Posted 13 October 2025 at 8:53 am

Photos from Orleans County Department of History Collection – “Transportation Options”

By Catherine Cooper, Orleans County Historian

“Illuminating Orleans” – Volume 5, No. 36

The photo at top shows a lady, wearing the hat and ankle-length skirt of the era, walking along a path. Powerline poles, adorned with glass insulators, line the route.

An automobile approaches. Spooked by this noisy charging machine, the horses have to be led by their drivers. This photograph perfectly captures the old and the new, that brief time when the pivot was tilting from the horse-drawn era to the age of electric power and automobiles.

Road conditions such as those photographed above and directly below led to the formation of the Good Roads Movement in the 1880s. Rural and suburban roads were mostly dirt: muddy and soft when it rained, dusty when dry.

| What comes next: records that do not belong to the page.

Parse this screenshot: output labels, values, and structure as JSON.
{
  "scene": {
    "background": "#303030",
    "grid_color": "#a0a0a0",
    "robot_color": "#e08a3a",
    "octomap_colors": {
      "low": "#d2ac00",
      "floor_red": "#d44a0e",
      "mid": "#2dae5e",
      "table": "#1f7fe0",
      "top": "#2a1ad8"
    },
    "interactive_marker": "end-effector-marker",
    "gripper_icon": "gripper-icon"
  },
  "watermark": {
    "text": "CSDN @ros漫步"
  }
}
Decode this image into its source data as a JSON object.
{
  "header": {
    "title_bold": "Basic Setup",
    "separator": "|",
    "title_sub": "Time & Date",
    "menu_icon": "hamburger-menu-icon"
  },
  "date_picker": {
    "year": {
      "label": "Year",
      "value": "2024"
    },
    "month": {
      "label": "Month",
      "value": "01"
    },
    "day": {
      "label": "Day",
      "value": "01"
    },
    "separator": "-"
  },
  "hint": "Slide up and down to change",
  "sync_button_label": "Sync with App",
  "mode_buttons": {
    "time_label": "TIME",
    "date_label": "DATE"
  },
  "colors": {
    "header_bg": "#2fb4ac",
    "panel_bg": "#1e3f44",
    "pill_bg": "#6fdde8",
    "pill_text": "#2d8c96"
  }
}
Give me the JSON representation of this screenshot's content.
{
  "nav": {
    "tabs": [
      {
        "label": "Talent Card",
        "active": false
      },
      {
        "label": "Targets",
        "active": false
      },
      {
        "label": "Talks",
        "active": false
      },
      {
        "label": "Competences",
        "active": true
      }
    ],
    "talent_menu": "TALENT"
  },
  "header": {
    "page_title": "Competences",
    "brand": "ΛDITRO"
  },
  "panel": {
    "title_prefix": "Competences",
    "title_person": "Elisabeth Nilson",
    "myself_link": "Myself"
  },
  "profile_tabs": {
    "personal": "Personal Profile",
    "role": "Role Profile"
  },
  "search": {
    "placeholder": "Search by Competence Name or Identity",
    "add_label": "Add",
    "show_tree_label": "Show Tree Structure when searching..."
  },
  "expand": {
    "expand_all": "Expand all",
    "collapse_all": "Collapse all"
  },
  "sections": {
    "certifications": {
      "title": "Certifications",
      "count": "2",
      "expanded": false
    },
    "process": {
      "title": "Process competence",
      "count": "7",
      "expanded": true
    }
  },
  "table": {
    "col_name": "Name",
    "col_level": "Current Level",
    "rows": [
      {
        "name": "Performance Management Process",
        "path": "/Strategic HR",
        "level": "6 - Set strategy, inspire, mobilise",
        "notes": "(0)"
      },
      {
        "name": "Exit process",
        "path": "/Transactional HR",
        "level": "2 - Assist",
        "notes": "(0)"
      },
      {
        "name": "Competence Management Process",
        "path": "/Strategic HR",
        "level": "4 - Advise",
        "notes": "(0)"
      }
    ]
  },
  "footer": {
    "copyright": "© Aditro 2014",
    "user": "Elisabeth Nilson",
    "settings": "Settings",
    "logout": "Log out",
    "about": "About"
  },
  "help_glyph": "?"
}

The campaign to improve the roads was initiated by bicyclists who were enjoying the freedom of the roads for the first time. The advent of the automobile further highlighted the problem of muddy roads, as rutted roads damaged vehicles.

“Stuck in the Mud” Burrows Collection, Orleans County Dept. of History Collection

The Good Roads Movement was not without controversy. Who would be responsible for the cost of improving roads? In New York State, some people argued that infrastructure investment had focused too much on the canal and the railroads to the detriment of rural roads. Others argued that the canal and the railroads were far more efficient in transporting goods, so why bother with investing in roads?

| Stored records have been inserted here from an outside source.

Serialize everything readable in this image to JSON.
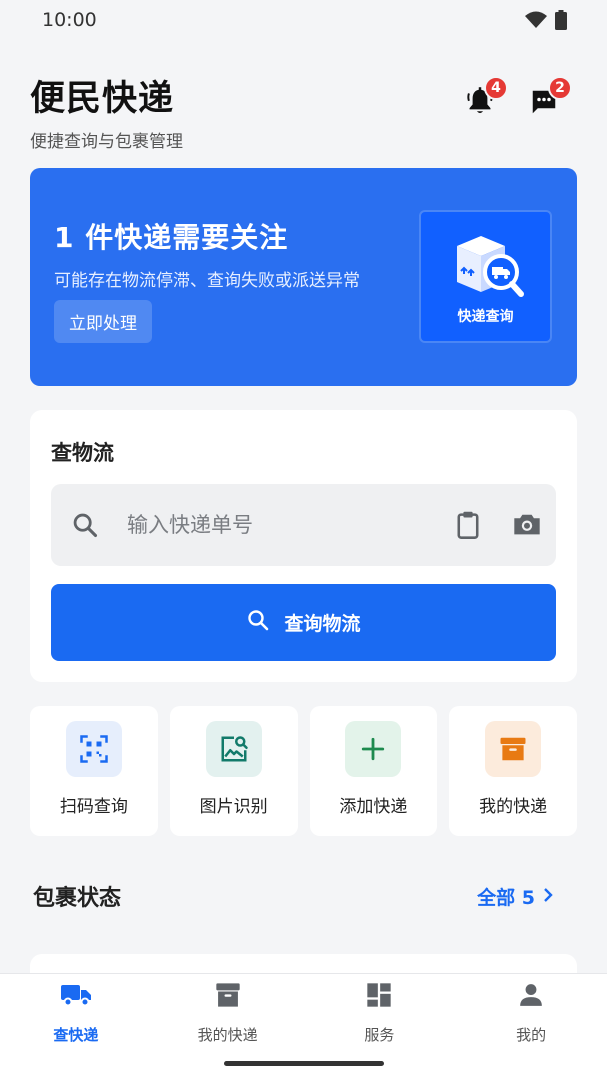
{
  "status_bar": {
    "time": "10:00"
  },
  "header": {
    "title": "便民快递",
    "subtitle": "便捷查询与包裹管理",
    "notifications_count": "4",
    "messages_count": "2"
  },
  "banner": {
    "title": "1 件快递需要关注",
    "description": "可能存在物流停滞、查询失败或派送异常",
    "action_label": "立即处理",
    "image_label": "快递查询"
  },
  "search_card": {
    "title": "查物流",
    "input_value": "",
    "input_placeholder": "输入快递单号",
    "query_label": "查询物流"
  },
  "shortcuts": [
    {
      "label": "扫码查询",
      "icon": "qr-scan-icon",
      "bg": "#e6eefc",
      "color": "#1a6af2"
    },
    {
      "label": "图片识别",
      "icon": "image-search-icon",
      "bg": "#e3f1ef",
      "color": "#127a6a"
    },
    {
      "label": "添加快递",
      "icon": "plus-icon",
      "bg": "#e3f3ea",
      "color": "#1d8a4e"
    },
    {
      "label": "我的快递",
      "icon": "archive-box-icon",
      "bg": "#fcebdc",
      "color": "#e87a13"
    }
  ],
  "package_status": {
    "title": "包裹状态",
    "link_label": "全部 5"
  },
  "tabbar": {
    "items": [
      {
        "label": "查快递",
        "icon": "truck-icon",
        "active": true
      },
      {
        "label": "我的快递",
        "icon": "archive-box-icon",
        "active": false
      },
      {
        "label": "服务",
        "icon": "dashboard-icon",
        "active": false
      },
      {
        "label": "我的",
        "icon": "person-icon",
        "active": false
      }
    ]
  },
  "colors": {
    "primary": "#1a6af2",
    "banner": "#2a6ff0",
    "badge": "#e53935"
  }
}
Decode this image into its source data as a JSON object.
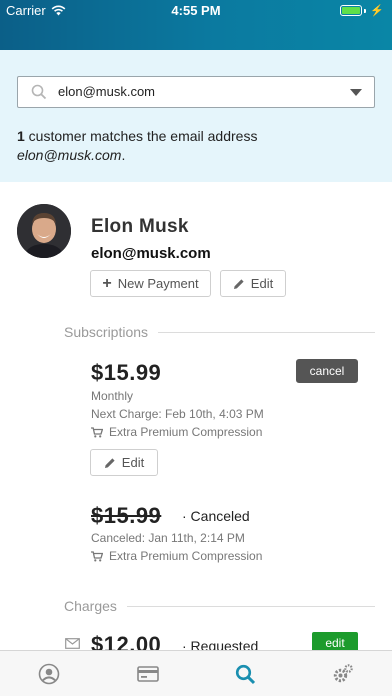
{
  "status_bar": {
    "carrier": "Carrier",
    "time": "4:55 PM",
    "battery_level": 1.0,
    "battery_color": "#5fe04a",
    "icons": [
      "wifi-icon",
      "battery-icon",
      "charging-bolt-icon"
    ]
  },
  "colors": {
    "header": "#0b6f96",
    "search_panel": "#e5f5fb",
    "tab_active": "#1a8fb0",
    "edit_green": "#1c9b2c"
  },
  "search": {
    "value": "elon@musk.com",
    "icons": [
      "search-icon",
      "dropdown-caret-icon"
    ]
  },
  "match": {
    "count": "1",
    "text": " customer matches the email address",
    "email": "elon@musk.com",
    "suffix": "."
  },
  "customer": {
    "name": "Elon Musk",
    "email": "elon@musk.com",
    "new_payment_label": "New Payment",
    "edit_label": "Edit"
  },
  "subscriptions": {
    "heading": "Subscriptions",
    "items": [
      {
        "amount": "$15.99",
        "interval": "Monthly",
        "next_charge": "Next Charge: Feb 10th, 4:03 PM",
        "product": "Extra Premium Compression",
        "cancel_label": "cancel",
        "edit_label": "Edit"
      },
      {
        "amount": "$15.99",
        "status": "· Canceled",
        "canceled": "Canceled: Jan 11th, 2:14 PM",
        "product": "Extra Premium Compression"
      }
    ]
  },
  "charges": {
    "heading": "Charges",
    "items": [
      {
        "amount": "$12.00",
        "status": "· Requested",
        "edit_label": "edit"
      }
    ]
  },
  "tabbar": {
    "tabs": [
      "profile-icon",
      "card-icon",
      "search-icon",
      "settings-icon"
    ],
    "active": "search-icon"
  }
}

Much of the debate focused on whether the condition of the roads impacted farmers. Proponents argued that farmers were socially isolated and hampered in getting access to markets.

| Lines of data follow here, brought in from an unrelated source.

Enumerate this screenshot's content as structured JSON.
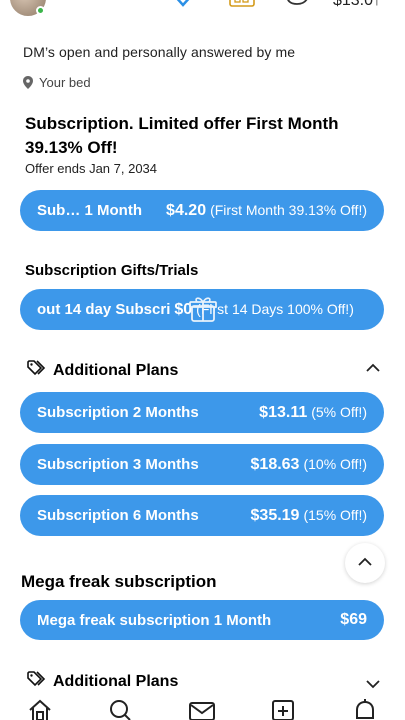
{
  "header": {
    "balance": "$13.0↑"
  },
  "profile": {
    "bio": "DM’s open and personally answered by me",
    "location": "Your bed"
  },
  "offer": {
    "title": "Subscription. Limited offer First Month 39.13% Off!",
    "ends": "Offer ends Jan 7, 2034",
    "button": {
      "label": "Sub… 1 Month",
      "price": "$4.20",
      "discount": "(First Month 39.13% Off!)"
    }
  },
  "gifts": {
    "title": "Subscription Gifts/Trials",
    "button": {
      "label": "out 14 day Subscri",
      "price": "$0",
      "discount": "(First 14 Days 100% Off!)"
    }
  },
  "additional_plans": {
    "title": "Additional Plans",
    "plans": [
      {
        "label": "Subscription 2 Months",
        "price": "$13.11",
        "discount": "(5% Off!)"
      },
      {
        "label": "Subscription 3 Months",
        "price": "$18.63",
        "discount": "(10% Off!)"
      },
      {
        "label": "Subscription 6 Months",
        "price": "$35.19",
        "discount": "(15% Off!)"
      }
    ]
  },
  "mega": {
    "title": "Mega freak subscription",
    "button": {
      "label": "Mega freak subscription 1 Month",
      "price": "$69"
    }
  },
  "additional_plans_2": {
    "title": "Additional Plans"
  },
  "nav": [
    "home-icon",
    "search-icon",
    "messages-icon",
    "add-post-icon",
    "notifications-icon"
  ],
  "colors": {
    "accent": "#3d98ea",
    "online": "#3bb54a"
  }
}
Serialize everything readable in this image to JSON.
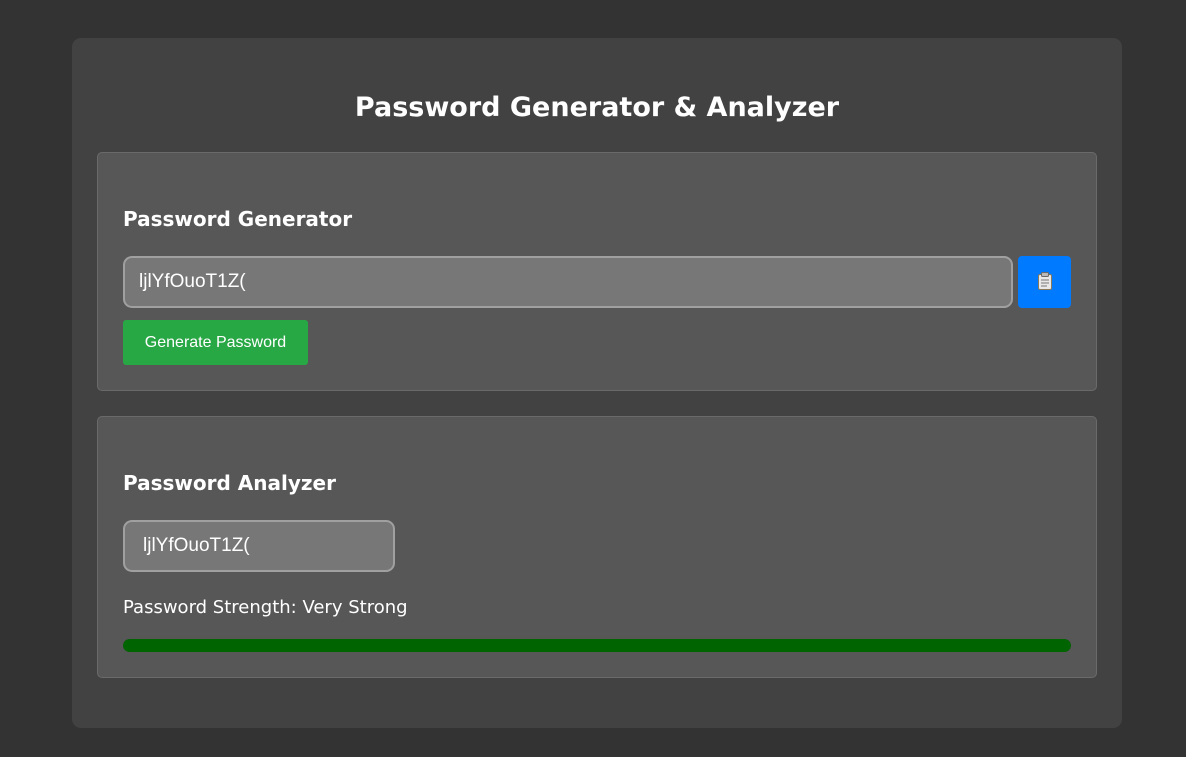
{
  "app": {
    "title": "Password Generator & Analyzer"
  },
  "generator": {
    "heading": "Password Generator",
    "password_value": "ljlYfOuoT1Z(",
    "copy_icon": "clipboard-icon",
    "generate_label": "Generate Password"
  },
  "analyzer": {
    "heading": "Password Analyzer",
    "input_value": "ljlYfOuoT1Z(",
    "strength_text": "Password Strength: Very Strong",
    "strength_level": 1.0,
    "strength_color": "#006400"
  },
  "colors": {
    "copy_button": "#007bff",
    "generate_button": "#28a745"
  }
}
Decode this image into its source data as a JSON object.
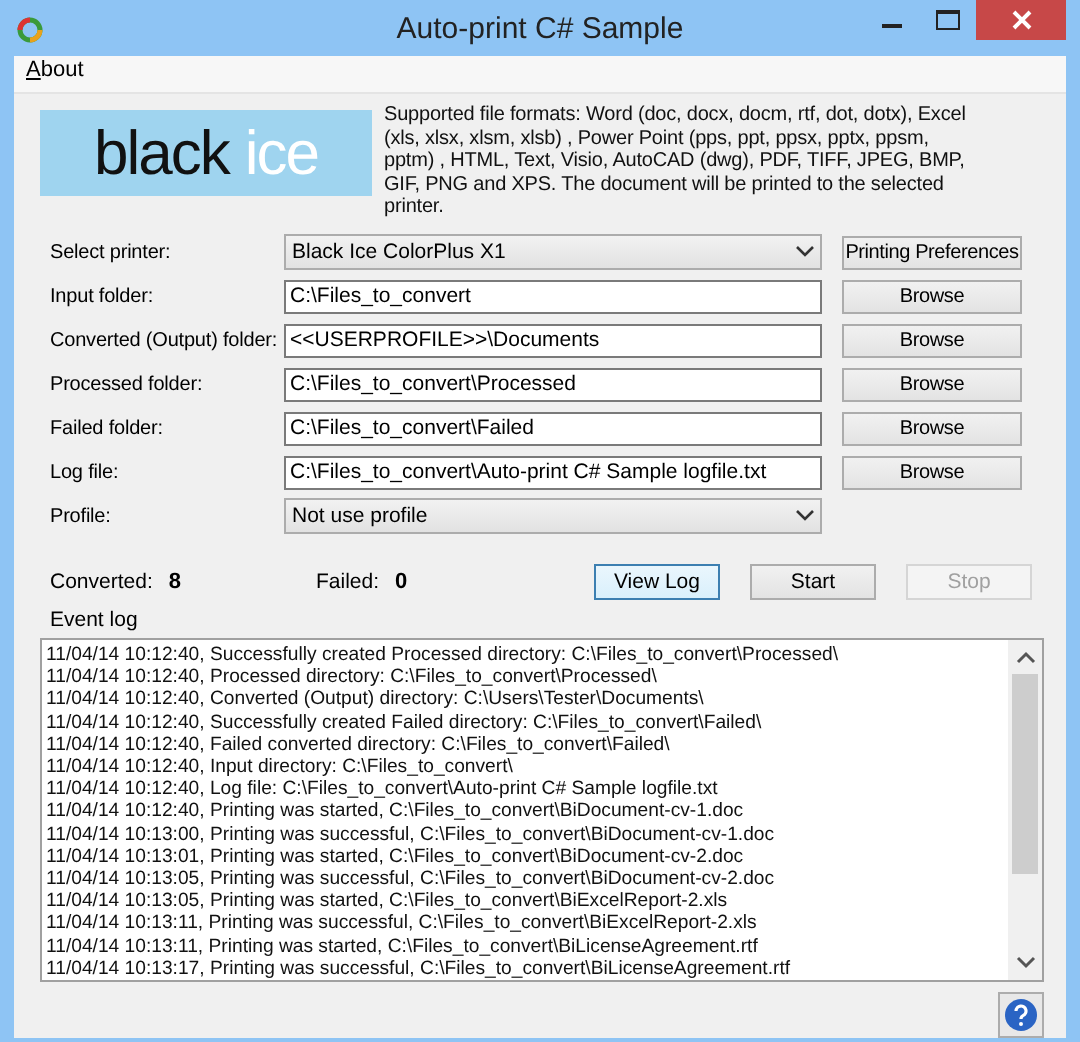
{
  "window": {
    "title": "Auto-print C# Sample"
  },
  "menu": [
    {
      "label": "About"
    }
  ],
  "logo": {
    "words": [
      "black",
      "ice"
    ]
  },
  "description": "Supported file formats: Word (doc, docx, docm, rtf, dot, dotx), Excel (xls, xlsx, xlsm, xlsb) , Power Point (pps, ppt, ppsx, pptx, ppsm, pptm) , HTML, Text, Visio, AutoCAD (dwg), PDF,  TIFF, JPEG, BMP, GIF, PNG and XPS. The document will be printed to the selected printer.",
  "fields": [
    {
      "kind": "dropdown",
      "label": "Select printer:",
      "value": "Black Ice ColorPlus X1",
      "button": "Printing Preferences"
    },
    {
      "kind": "text",
      "label": "Input folder:",
      "value": "C:\\Files_to_convert",
      "button": "Browse"
    },
    {
      "kind": "text",
      "label": "Converted (Output) folder:",
      "value": "<<USERPROFILE>>\\Documents",
      "button": "Browse"
    },
    {
      "kind": "text",
      "label": "Processed folder:",
      "value": "C:\\Files_to_convert\\Processed",
      "button": "Browse"
    },
    {
      "kind": "text",
      "label": "Failed folder:",
      "value": "C:\\Files_to_convert\\Failed",
      "button": "Browse"
    },
    {
      "kind": "text",
      "label": "Log file:",
      "value": "C:\\Files_to_convert\\Auto-print C# Sample logfile.txt",
      "button": "Browse"
    },
    {
      "kind": "dropdown",
      "label": "Profile:",
      "value": "Not use profile"
    }
  ],
  "stats": [
    {
      "label": "Converted:",
      "value": "8"
    },
    {
      "label": "Failed:",
      "value": "0"
    }
  ],
  "actions": [
    {
      "label": "View Log",
      "disabled": false,
      "focused": true
    },
    {
      "label": "Start",
      "disabled": false,
      "focused": false
    },
    {
      "label": "Stop",
      "disabled": true,
      "focused": false
    }
  ],
  "event_log": {
    "label": "Event log",
    "lines": [
      "11/04/14 10:12:40, Successfully created Processed directory: C:\\Files_to_convert\\Processed\\",
      "11/04/14 10:12:40, Processed directory: C:\\Files_to_convert\\Processed\\",
      "11/04/14 10:12:40, Converted (Output) directory: C:\\Users\\Tester\\Documents\\",
      "11/04/14 10:12:40, Successfully created Failed directory: C:\\Files_to_convert\\Failed\\",
      "11/04/14 10:12:40, Failed converted directory: C:\\Files_to_convert\\Failed\\",
      "11/04/14 10:12:40, Input directory: C:\\Files_to_convert\\",
      "11/04/14 10:12:40, Log file: C:\\Files_to_convert\\Auto-print C# Sample logfile.txt",
      "11/04/14 10:12:40, Printing was started, C:\\Files_to_convert\\BiDocument-cv-1.doc",
      "11/04/14 10:13:00, Printing was successful, C:\\Files_to_convert\\BiDocument-cv-1.doc",
      "11/04/14 10:13:01, Printing was started, C:\\Files_to_convert\\BiDocument-cv-2.doc",
      "11/04/14 10:13:05, Printing was successful, C:\\Files_to_convert\\BiDocument-cv-2.doc",
      "11/04/14 10:13:05, Printing was started, C:\\Files_to_convert\\BiExcelReport-2.xls",
      "11/04/14 10:13:11, Printing was successful, C:\\Files_to_convert\\BiExcelReport-2.xls",
      "11/04/14 10:13:11, Printing was started, C:\\Files_to_convert\\BiLicenseAgreement.rtf",
      "11/04/14 10:13:17, Printing was successful, C:\\Files_to_convert\\BiLicenseAgreement.rtf"
    ]
  }
}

Farmers resented the imposition of an extra tax. They also felt that the tax would be used to improve roads other than the roads they needed. This debate was aired in the newspapers right through the 1920s. The Lyndonville Enterprise, for example, ran regular columns of syndicated posts on Good Roads.

In New York State, the issue of payment for road improvements was first addressed by the Higbie-Armstrong* Good Roads Act of 1898 which established cost-sharing between municipalities, counties and the state for the construction of main roads.

The Federal Aid Road Act of 1916 provided matching federal funds for road paving conducted by the states and in 1921, the Federal Aid Highway Act provided funding for paving up to 7% of roads in each state.

Lynn & Bea Burrows on a happier motoring outing. (Burrows Collection)

*Senator William W. Armstrong, who co-sponsored the 1898 Good Roads legislation, spent his early years in Albion. Educated locally, he became a lawyer and was clerk of the Orleans County Board of Supervisors in 1886 and 1887. He later moved to Rochester where he was elected State Senator from 1899-1908.  He died in 1944 and is buried in Mount Albion Cemetery.